23.3 Database Right, Copyright and Termination for Breach
Each Data Product is an original compilation in which the Company owns copyright and database right under the Copyright and Rights in Databases Regulations 1997. Unauthorised extraction or re-utilisation of all or a substantial part of its contents, or repeated and systematic extraction of insubstantial parts, infringes those rights. Notwithstanding Section 11, any breach of clause 23.1 or 23.2, being incapable of remedy, entitles the Company to terminate the licence with immediate effect on written notice, without refund, and without prejudice to its other rights and remedies.
23.4 No Right to Updates
Each Data Product is supplied as at the verification date stated within it.
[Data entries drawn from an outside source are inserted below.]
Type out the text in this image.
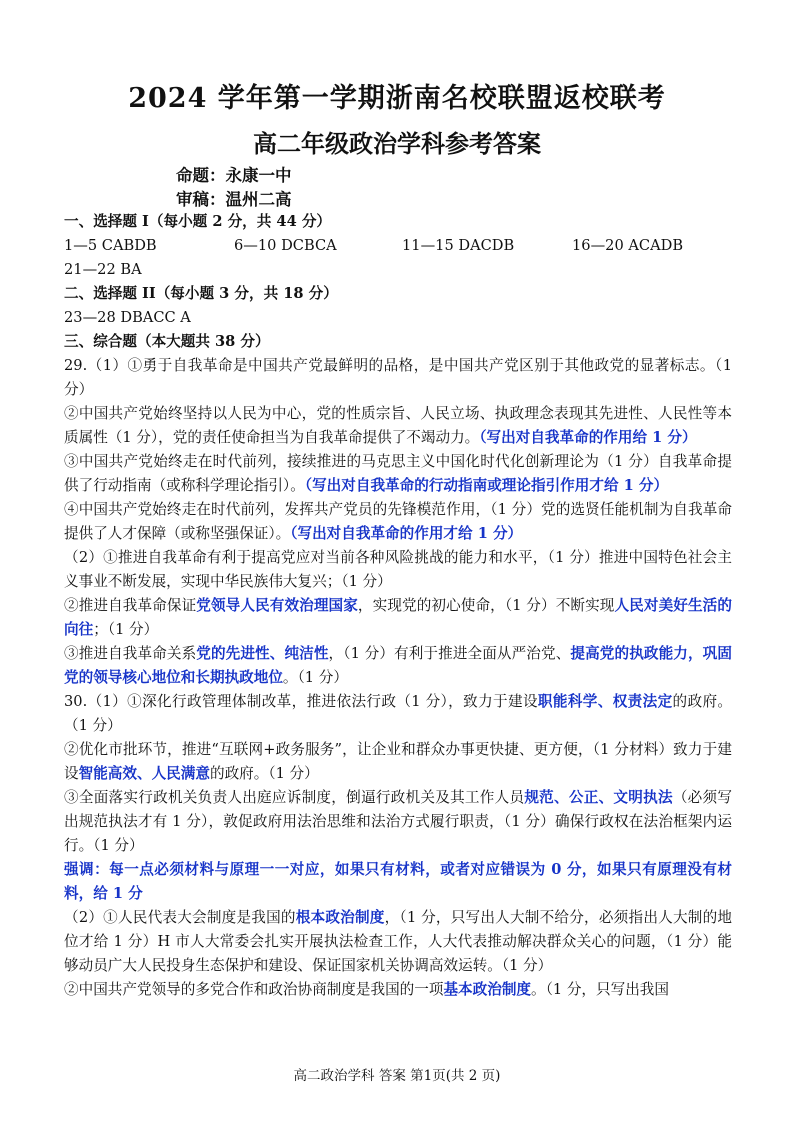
2024 学年第一学期浙南名校联盟返校联考
高二年级政治学科参考答案
命题：永康一中
审稿：温州二高

一、选择题 I（每小题 2 分，共 44 分）

1—5 CABDB	6—10 DCBCA	11—15 DACDB	16—20 ACADB

21—22 BA

二、选择题 II（每小题 3 分，共 18 分）

23—28 DBACC A

三、综合题（本大题共 38 分）

29.（1）①勇于自我革命是中国共产党最鲜明的品格，是中国共产党区别于其他政党的显著标志。（1 分）

②中国共产党始终坚持以人民为中心，党的性质宗旨、人民立场、执政理念表现其先进性、人民性等本质属性（1 分），党的责任使命担当为自我革命提供了不竭动力。（写出对自我革命的作用给 1 分）

③中国共产党始终走在时代前列，接续推进的马克思主义中国化时代化创新理论为（1 分）自我革命提供了行动指南（或称科学理论指引）。（写出对自我革命的行动指南或理论指引作用才给 1 分）

④中国共产党始终走在时代前列，发挥共产党员的先锋模范作用，（1 分）党的选贤任能机制为自我革命提供了人才保障（或称坚强保证）。（写出对自我革命的作用才给 1 分）

（2）①推进自我革命有利于提高党应对当前各种风险挑战的能力和水平，（1 分）推进中国特色社会主义事业不断发展，实现中华民族伟大复兴；（1 分）

②推进自我革命保证党领导人民有效治理国家，实现党的初心使命，（1 分）不断实现人民对美好生活的向往；（1 分）

③推进自我革命关系党的先进性、纯洁性，（1 分）有利于推进全面从严治党、提高党的执政能力，巩固党的领导核心地位和长期执政地位。（1 分）

30.（1）①深化行政管理体制改革，推进依法行政（1 分），致力于建设职能科学、权责法定的政府。（1 分）

②优化市批环节，推进“互联网+政务服务”，让企业和群众办事更快捷、更方便，（1 分材料）致力于建设智能高效、人民满意的政府。（1 分）

③全面落实行政机关负责人出庭应诉制度，倒逼行政机关及其工作人员规范、公正、文明执法（必须写出规范执法才有 1 分），敦促政府用法治思维和法治方式履行职责，（1 分）确保行政权在法治框架内运行。（1 分）

强调：每一点必须材料与原理一一对应，如果只有材料，或者对应错误为 0 分，如果只有原理没有材料，给 1 分

（2）①人民代表大会制度是我国的根本政治制度，（1 分，只写出人大制不给分，必须指出人大制的地位才给 1 分）H 市人大常委会扎实开展执法检查工作，人大代表推动解决群众关心的问题，（1 分）能够动员广大人民投身生态保护和建设、保证国家机关协调高效运转。（1 分）

②中国共产党领导的多党合作和政治协商制度是我国的一项基本政治制度。（1 分，只写出我国

高二政治学科 答案 第1页(共 2 页)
Unless expressly stated otherwise at the point of purchase, the licence does not include any right to updates, refreshes or future versions of the Data Product.
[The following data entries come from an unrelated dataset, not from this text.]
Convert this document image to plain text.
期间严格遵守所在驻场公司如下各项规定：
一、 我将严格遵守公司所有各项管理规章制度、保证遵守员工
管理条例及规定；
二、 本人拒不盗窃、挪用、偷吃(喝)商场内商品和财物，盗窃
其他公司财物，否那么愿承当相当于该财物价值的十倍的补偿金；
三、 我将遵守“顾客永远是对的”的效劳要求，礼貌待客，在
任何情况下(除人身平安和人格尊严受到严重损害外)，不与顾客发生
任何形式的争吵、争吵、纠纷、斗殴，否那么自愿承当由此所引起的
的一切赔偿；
23.5 Licence Notices Within Data Products
Where a licence notice is included within a Data Product, that notice forms part of this Agreement and, in the event of conflict, this Section 23 prevails.
24. Data Product Disclaimers and Client Responsibilities
24.1 Accuracy Disclaimer
Data Products are compiled from publicly available sources and verified periodically by the Company. They are provided "as is" and, save as set out in clause 21.3 and subject to Section 10 (Consumer Rights), the Company gives no warranty, express or implied, as to their accuracy, completeness, currency or fitness for any particular purpose. Investor details, criteria and status change without notice. Nothing in any Data Product constitutes financial advice, investment advice, a financial promotion, or a recommendation of any investor.
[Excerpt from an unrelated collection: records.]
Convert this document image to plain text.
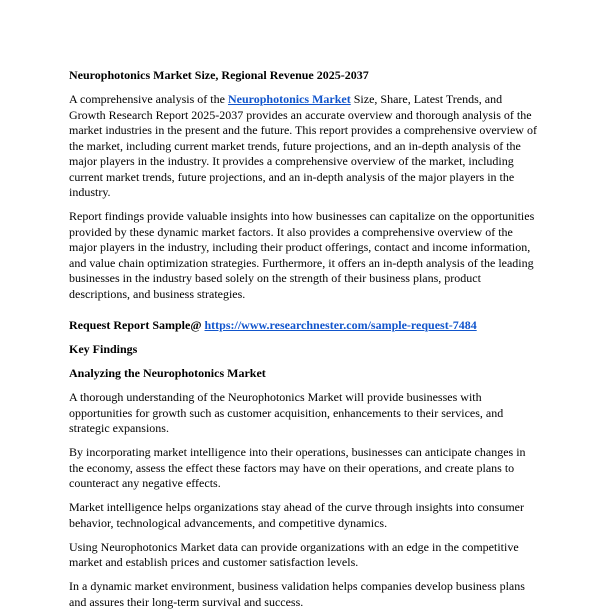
Neurophotonics Market Size, Regional Revenue 2025-2037

A comprehensive analysis of the Neurophotonics Market Size, Share, Latest Trends, and Growth Research Report 2025-2037 provides an accurate overview and thorough analysis of the market industries in the present and the future. This report provides a comprehensive overview of the market, including current market trends, future projections, and an in-depth analysis of the major players in the industry. It provides a comprehensive overview of the market, including current market trends, future projections, and an in-depth analysis of the major players in the industry.

Report findings provide valuable insights into how businesses can capitalize on the opportunities provided by these dynamic market factors. It also provides a comprehensive overview of the major players in the industry, including their product offerings, contact and income information, and value chain optimization strategies. Furthermore, it offers an in-depth analysis of the leading businesses in the industry based solely on the strength of their business plans, product descriptions, and business strategies.

Request Report Sample@ https://www.researchnester.com/sample-request-7484

Key Findings

Analyzing the Neurophotonics Market

A thorough understanding of the Neurophotonics Market will provide businesses with opportunities for growth such as customer acquisition, enhancements to their services, and strategic expansions.

By incorporating market intelligence into their operations, businesses can anticipate changes in the economy, assess the effect these factors may have on their operations, and create plans to counteract any negative effects.

Market intelligence helps organizations stay ahead of the curve through insights into consumer behavior, technological advancements, and competitive dynamics.

Using Neurophotonics Market data can provide organizations with an edge in the competitive market and establish prices and customer satisfaction levels.

In a dynamic market environment, business validation helps companies develop business plans and assures their long-term survival and success.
24.2 Client Responsibility for Use
The Client is solely responsible for its use of any Data Product, including all outreach to persons or entities listed within it and compliance with all applicable laws and regulations, including the UK GDPR, the Privacy and Electronic Communications Regulations 2003, and section 21 of the Financial Services and Markets Act 2000. Where the Client is a Business Client, the indemnity in Section 8 applies to such use.
24.3 Limitation Period for Digital Product Claims (Business Clients Only)
Where the Client is a Business Client, any claim arising out of or in connection with a Digital Product must be commenced within twelve (12) months from the date of supply under clause 21.1, after which such claims shall be barred. This clause does not apply to Consumers or to any liability under clause 7.1.